In the Ancestry app online, in the profile page for a person, there is a ‘relationship’ line, the fourth line below the picture, that will show this person’s relationship to the ‘Home Person’ in the tree. If you select this ‘relationship’ information, you get a printable page with the relationship detail. This relationship information text, and the related printable information, is also generated for persons who are not ‘blood’ relations of the ‘home person’.
Dictionary definition: Relationship: The condition or fact of being related; connection or association.
For most of my 80+ years, asking about the ‘relationship’ of a person who was married to a ‘blood’ relative would prompt a response of husband, wife or in-law, without having to provide more information.
Why is there this constraint of ONLY blood relations in RM?
Apparently RM chose to go with the strictest definition of related. To pick nits, genealogy is all about the blood relatives. This bothers some people who want to see RM calculate 1/2 relations and various non-blood relationships, such as steps. Will it ever happen, who knows. It hasn’t in all these years, so you might turn a little blue holding your breathe for it.
The Kinship List will identify some in-law relationships.
I would like to be able to show the relationship between notable persons in my tree to young members of my family without any other kinship connections, working in a non-internet environment.
Perhaps the relationship report could have a switch added, for allowing non-blood connections.
If there was a switch for every little change that people wanted, there probably wouldn’t be a program at all. Short of using the relationship calculator to calculate relations between the younger member and the ‘notable’ member, I can’t even imaging how this would be done, especially if you are wanting to do it on a larger scale. My guess is is that a snowflake would survive a day in Hades before development spent much time on a rather dubious ‘feature’. RM8 has enough problems that need to be fixed that it will likely take until RM9 to fix them all.
lets hope many of them are fixed before 8.3.x, RM 9.x.x is a loooonnngg way off I would imagine. However, having used other software there could be a balance. Some relationship could be meaningless but can still give context. For example, Father of husband of aunt of wife. (So father in law of my wife aunt). The problem I sometimes face with RM, is I start reviewing family groups I am less interested in. I can create groups to help minimize this and then filter by groups to help me focus on the lines I am most interested in. So I guess maybe adding some kind of stop light icons to indicate: "by blood, close in-law, distance in-law, no relationship found would* be helpful vs the exact ‘shortest’ path (sometime there can be multiple paths.
re the above. I am always interested in how people regard in-law relationships in the case of divorce. Let’s call this guy Fred. If said aunt gets divorced and re-marries then Fred is no longer her father-in-law, she has a new father-in-law that is the father of her new husband. Would you expect RM to then change the relationship from close in-law, or distance in-law, to no relationship found?
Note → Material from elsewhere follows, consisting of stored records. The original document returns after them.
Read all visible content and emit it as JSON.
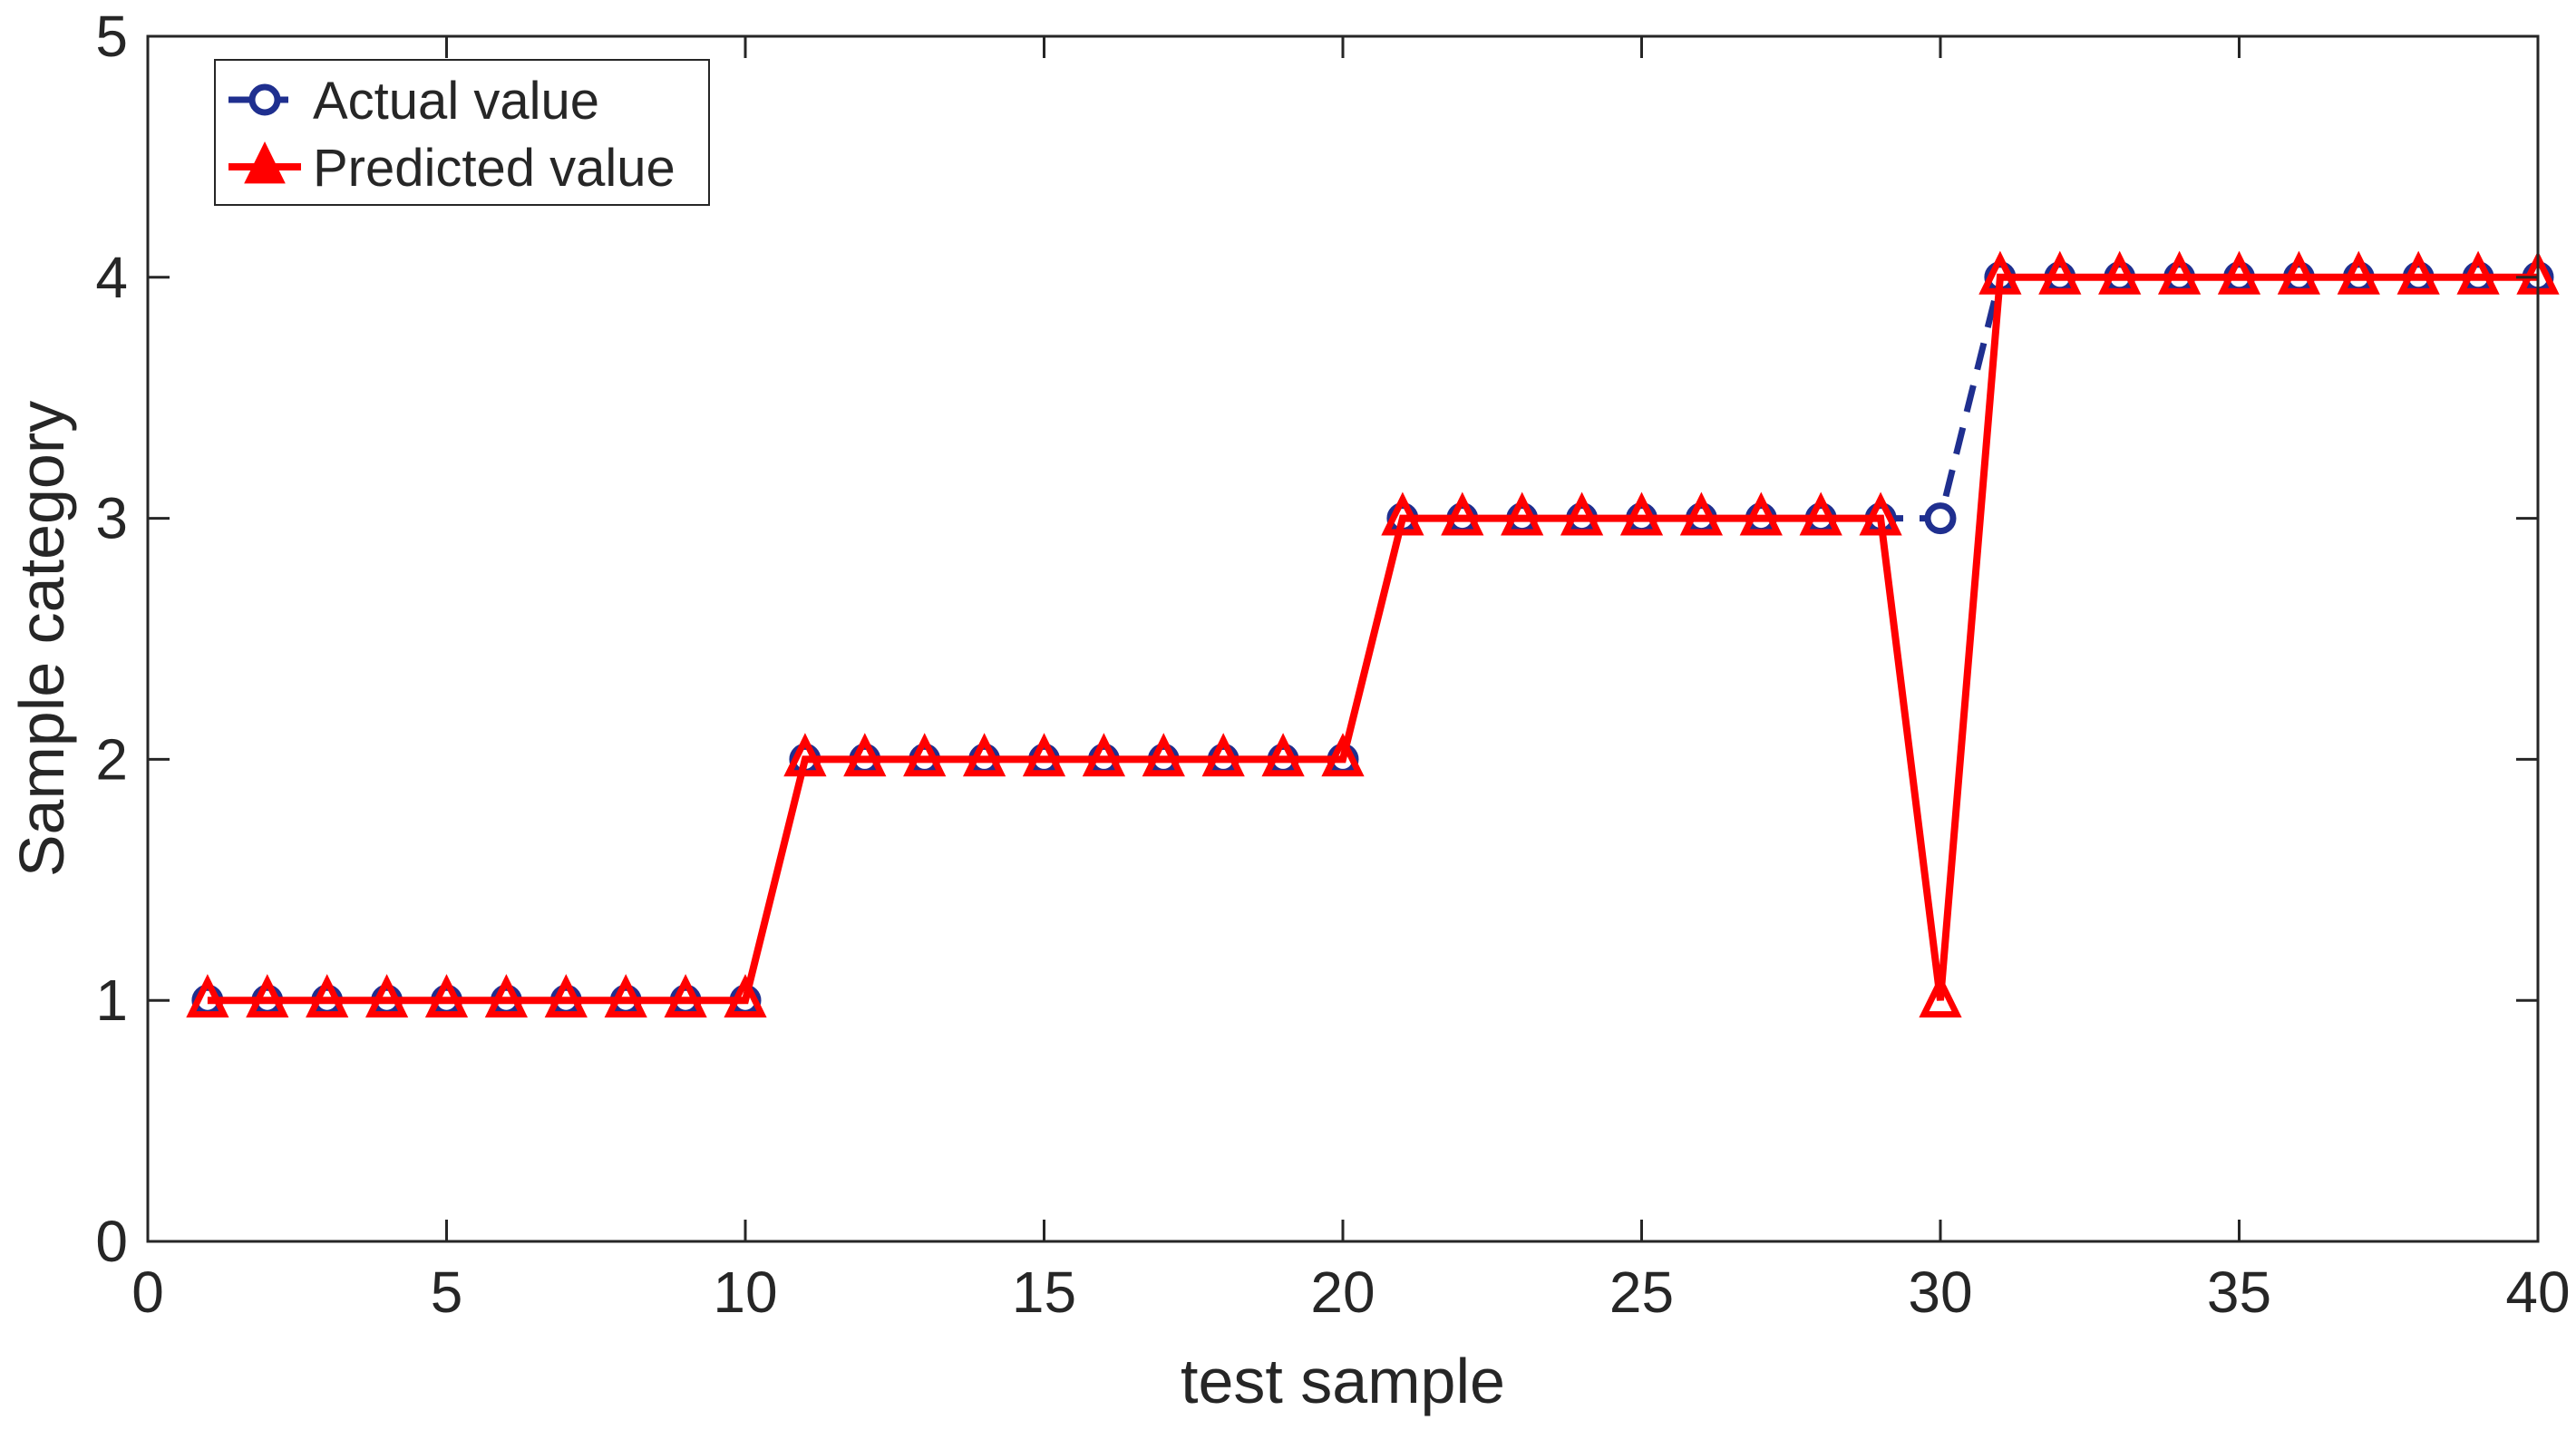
{
  "chart_data": {
    "type": "line",
    "title": "",
    "xlabel": "test sample",
    "ylabel": "Sample category",
    "xlim": [
      0,
      40
    ],
    "ylim": [
      0,
      5
    ],
    "xticks": [
      0,
      5,
      10,
      15,
      20,
      25,
      30,
      35,
      40
    ],
    "yticks": [
      0,
      1,
      2,
      3,
      4,
      5
    ],
    "grid": false,
    "legend_position": "top-left",
    "x": [
      1,
      2,
      3,
      4,
      5,
      6,
      7,
      8,
      9,
      10,
      11,
      12,
      13,
      14,
      15,
      16,
      17,
      18,
      19,
      20,
      21,
      22,
      23,
      24,
      25,
      26,
      27,
      28,
      29,
      30,
      31,
      32,
      33,
      34,
      35,
      36,
      37,
      38,
      39,
      40
    ],
    "series": [
      {
        "name": "Actual value",
        "color": "#1f2f8f",
        "line_style": "dashed",
        "marker": "circle",
        "values": [
          1,
          1,
          1,
          1,
          1,
          1,
          1,
          1,
          1,
          1,
          2,
          2,
          2,
          2,
          2,
          2,
          2,
          2,
          2,
          2,
          3,
          3,
          3,
          3,
          3,
          3,
          3,
          3,
          3,
          3,
          4,
          4,
          4,
          4,
          4,
          4,
          4,
          4,
          4,
          4
        ]
      },
      {
        "name": "Predicted value",
        "color": "#ff0000",
        "line_style": "solid",
        "marker": "triangle",
        "values": [
          1,
          1,
          1,
          1,
          1,
          1,
          1,
          1,
          1,
          1,
          2,
          2,
          2,
          2,
          2,
          2,
          2,
          2,
          2,
          2,
          3,
          3,
          3,
          3,
          3,
          3,
          3,
          3,
          3,
          1,
          4,
          4,
          4,
          4,
          4,
          4,
          4,
          4,
          4,
          4
        ]
      }
    ]
  }
}
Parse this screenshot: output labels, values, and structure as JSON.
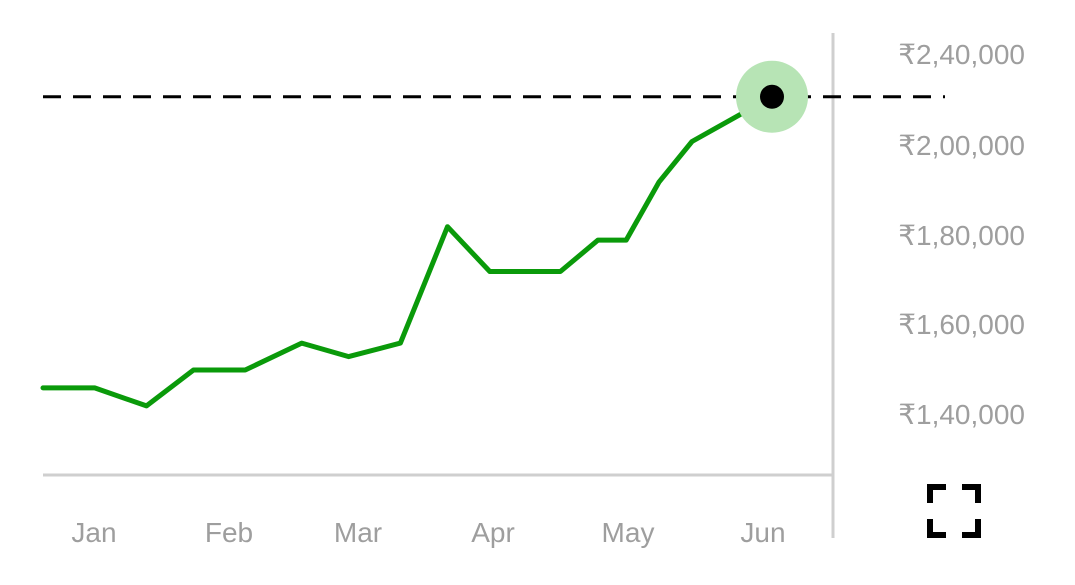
{
  "chart_data": {
    "type": "line",
    "currency_symbol": "₹",
    "y_ticks": [
      "₹2,40,000",
      "₹2,00,000",
      "₹1,80,000",
      "₹1,60,000",
      "₹1,40,000"
    ],
    "x_ticks": [
      "Jan",
      "Feb",
      "Mar",
      "Apr",
      "May",
      "Jun"
    ],
    "ylim": [
      120000,
      250000
    ],
    "grid": false,
    "series": [
      {
        "color": "#0a9a0a",
        "points": [
          {
            "x": "2024-01-01",
            "y": 137000
          },
          {
            "x": "2024-01-12",
            "y": 137000
          },
          {
            "x": "2024-01-23",
            "y": 133000
          },
          {
            "x": "2024-02-02",
            "y": 141000
          },
          {
            "x": "2024-02-13",
            "y": 141000
          },
          {
            "x": "2024-02-25",
            "y": 147000
          },
          {
            "x": "2024-03-06",
            "y": 144000
          },
          {
            "x": "2024-03-17",
            "y": 147000
          },
          {
            "x": "2024-03-27",
            "y": 173000
          },
          {
            "x": "2024-04-05",
            "y": 163000
          },
          {
            "x": "2024-04-20",
            "y": 163000
          },
          {
            "x": "2024-04-28",
            "y": 170000
          },
          {
            "x": "2024-05-04",
            "y": 170000
          },
          {
            "x": "2024-05-11",
            "y": 183000
          },
          {
            "x": "2024-05-18",
            "y": 192000
          },
          {
            "x": "2024-06-04",
            "y": 202000
          }
        ]
      }
    ],
    "reference_line": {
      "y": 202000,
      "style": "dashed",
      "color": "#000000"
    },
    "highlight_point": {
      "x": "2024-06-04",
      "y": 202000,
      "halo_color": "#b7e4b5",
      "dot_color": "#000000"
    }
  },
  "controls": {
    "fullscreen_icon": "fullscreen-icon"
  }
}
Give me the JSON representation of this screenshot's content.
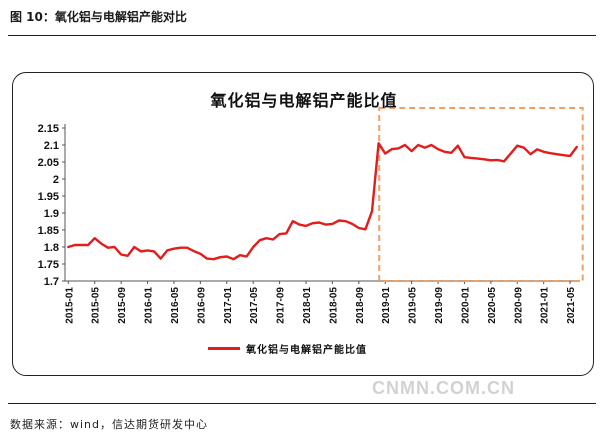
{
  "header": {
    "figure_title": "图 10：氧化铝与电解铝产能对比"
  },
  "chart_data": {
    "type": "line",
    "title": "氧化铝与电解铝产能比值",
    "ylim": [
      1.7,
      2.15
    ],
    "yticks": [
      "2.15",
      "2.1",
      "2.05",
      "2",
      "1.95",
      "1.9",
      "1.85",
      "1.8",
      "1.75",
      "1.7"
    ],
    "xticks": [
      "2015-01",
      "2015-05",
      "2015-09",
      "2016-01",
      "2016-05",
      "2016-09",
      "2017-01",
      "2017-05",
      "2017-09",
      "2018-01",
      "2018-05",
      "2018-09",
      "2019-01",
      "2019-05",
      "2019-09",
      "2020-01",
      "2020-05",
      "2020-09",
      "2021-01",
      "2021-05"
    ],
    "grid": false,
    "legend": "bottom",
    "highlight_box": {
      "from": "2019-01",
      "to": "2021-06",
      "style": "dashed",
      "color": "#f0a064"
    },
    "series": [
      {
        "name": "氧化铝与电解铝产能比值",
        "color": "#e31c1c",
        "x": [
          "2015-01",
          "2015-02",
          "2015-03",
          "2015-04",
          "2015-05",
          "2015-06",
          "2015-07",
          "2015-08",
          "2015-09",
          "2015-10",
          "2015-11",
          "2015-12",
          "2016-01",
          "2016-02",
          "2016-03",
          "2016-04",
          "2016-05",
          "2016-06",
          "2016-07",
          "2016-08",
          "2016-09",
          "2016-10",
          "2016-11",
          "2016-12",
          "2017-01",
          "2017-02",
          "2017-03",
          "2017-04",
          "2017-05",
          "2017-06",
          "2017-07",
          "2017-08",
          "2017-09",
          "2017-10",
          "2017-11",
          "2017-12",
          "2018-01",
          "2018-02",
          "2018-03",
          "2018-04",
          "2018-05",
          "2018-06",
          "2018-07",
          "2018-08",
          "2018-09",
          "2018-10",
          "2018-11",
          "2018-12",
          "2019-01",
          "2019-02",
          "2019-03",
          "2019-04",
          "2019-05",
          "2019-06",
          "2019-07",
          "2019-08",
          "2019-09",
          "2019-10",
          "2019-11",
          "2019-12",
          "2020-01",
          "2020-02",
          "2020-03",
          "2020-04",
          "2020-05",
          "2020-06",
          "2020-07",
          "2020-08",
          "2020-09",
          "2020-10",
          "2020-11",
          "2020-12",
          "2021-01",
          "2021-02",
          "2021-03",
          "2021-04",
          "2021-05",
          "2021-06"
        ],
        "values": [
          1.8,
          1.806,
          1.806,
          1.806,
          1.826,
          1.81,
          1.798,
          1.8,
          1.778,
          1.774,
          1.8,
          1.787,
          1.79,
          1.787,
          1.766,
          1.79,
          1.795,
          1.798,
          1.798,
          1.788,
          1.78,
          1.766,
          1.764,
          1.77,
          1.772,
          1.764,
          1.776,
          1.772,
          1.8,
          1.82,
          1.826,
          1.822,
          1.838,
          1.84,
          1.876,
          1.866,
          1.862,
          1.87,
          1.872,
          1.866,
          1.868,
          1.878,
          1.876,
          1.868,
          1.856,
          1.852,
          1.905,
          2.105,
          2.075,
          2.088,
          2.09,
          2.1,
          2.082,
          2.1,
          2.092,
          2.1,
          2.088,
          2.08,
          2.077,
          2.098,
          2.064,
          2.062,
          2.06,
          2.058,
          2.055,
          2.056,
          2.052,
          2.075,
          2.098,
          2.092,
          2.073,
          2.087,
          2.08,
          2.076,
          2.073,
          2.07,
          2.068,
          2.094
        ]
      }
    ]
  },
  "legend": {
    "label": "氧化铝与电解铝产能比值"
  },
  "footer": {
    "source": "数据来源：wind，信达期货研发中心",
    "watermark": "CNMN.COM.CN"
  }
}
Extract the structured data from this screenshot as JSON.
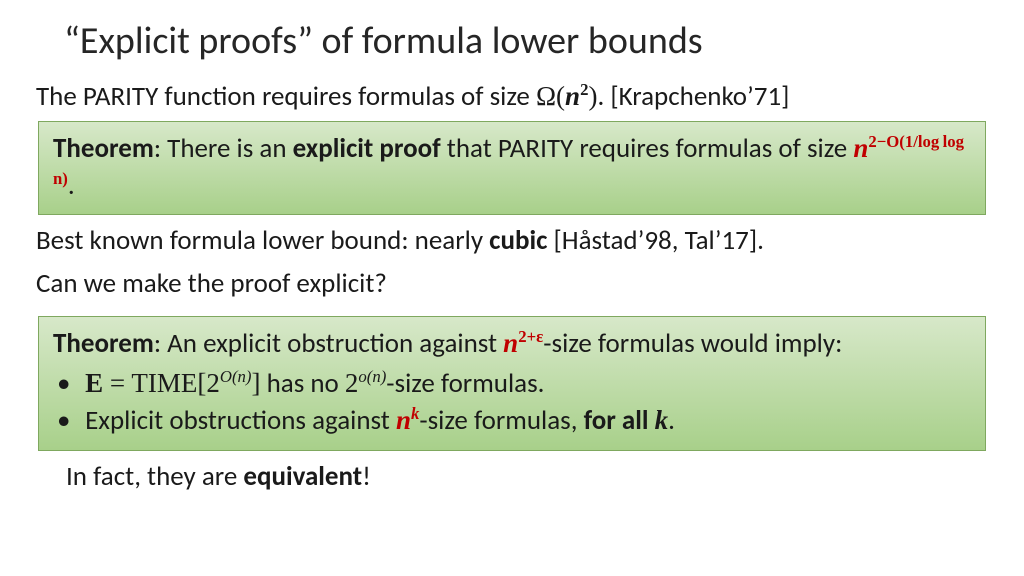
{
  "colors": {
    "bg": "#ffffff",
    "text": "#1a1a1a",
    "title": "#262626",
    "red": "#c00000",
    "box_top": "#d7e8c9",
    "box_bottom": "#a8d08a",
    "box_border": "#7fa85f"
  },
  "fonts": {
    "body": "Calibri",
    "math": "Cambria Math",
    "title_size": 38,
    "body_size": 27
  },
  "title": "“Explicit proofs” of formula lower bounds",
  "parity_line": {
    "prefix": "The PARITY function requires formulas of size ",
    "omega": "Ω(",
    "n": "n",
    "exp": "2",
    "close": ")",
    "suffix": ". [Krapchenko’71]"
  },
  "theorem1": {
    "label": "Theorem",
    "part1": ": There is an ",
    "bold1": "explicit proof",
    "part2": " that PARITY requires formulas of size ",
    "base": "n",
    "exp": "2−O(1/log log n)",
    "period": "."
  },
  "middle": {
    "line1a": "Best known formula lower bound: nearly ",
    "line1b": "cubic",
    "line1c": " [Håstad’98, Tal’17].",
    "line2": "Can we make the proof explicit?"
  },
  "theorem2": {
    "label": "Theorem",
    "lead_a": ": An explicit obstruction against ",
    "n": "n",
    "exp1": "2+ε",
    "lead_b": "-size formulas would imply:",
    "bullet1": {
      "E": "E",
      "eq": " = ",
      "time": "TIME",
      "br_open": "[",
      "two_a": "2",
      "On": "O(n)",
      "br_close": "]",
      "mid": " has no ",
      "two_b": "2",
      "on_small": "o(n)",
      "tail": "-size formulas."
    },
    "bullet2": {
      "a": "Explicit obstructions against ",
      "n": "n",
      "k": "k",
      "b": "-size formulas, ",
      "c": "for all ",
      "kvar": "k",
      "d": "."
    }
  },
  "footer": {
    "a": "In fact, they are ",
    "b": "equivalent",
    "c": "!"
  }
}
Good Question. First if a couple has children and at least of of them is related by blood — the children will always be related regardless of “feelings”. DNA say they will be related as well as any descendants thereof. The spouse who was not related by blood and then marriage ends… this might depend on if a divorce or marriage had ended. Now you pose an interesting question of how different software might handle that timeline sequence of events. Before the divorce “by Marriage” would seem to be accurate, but would about after? RM has about 4 or 5 “Labels” for spouses, Often I do not know when a couple was divorced (or even if they were officially divorced). Maybe someone who know more about RM (8 and/or 7) can answer this because I would only be guessing without experiments with some of my database
This is a very interesting topic. I’m sure this discussion could go on forever with all possible relationships. After all, everyone in the world who is, has been or will be, is related by DNA to some extent. I don’t think anyone will ever find the records on all those people ;-(0
Just to see how RM8 handles kinship (in relation to kevync1985’s list of possibilities), I ran a report on myself and came up with a list of 351 “kin folk” so far, covering only 5 generations. Interestingly, these include all blood relative, of course, and:
- spouses of aunts and uncles (identified merely as uncles or aunts),
- spouses of great grand aunts/uncles, cousins as far as second cousins twice removed, etc. (identified as spouses of… (thus related by marriage, not blood),
- step-grandparents, great grandparents aunts & uncles (without a “step” modifier,
- but in-laws are only identified to one generation removed, including my divorced son’s former wife listed as a daughter-in-law, but not her daughter (my former step granddaughter), nor my current sister-in-law’s husband.
So, by RM’s classification, I have a bond with a spouse of a grandniece whom I will likely never meet, and a former daughter-in-law, yet I have no bond with my sister-in-law’s husband, whom I call my brother-in-law and speak with frequently.
This was an interesting dive into relationships and is not a criticism of RM, just an illustration of how far we could go down this rabbit hole and never come to an agreement as to whom we are related.
I’m just amazed at how complicated these family tree programs get and am grateful for the coding genius that puts it all together and graphically presents it in an understandable manner.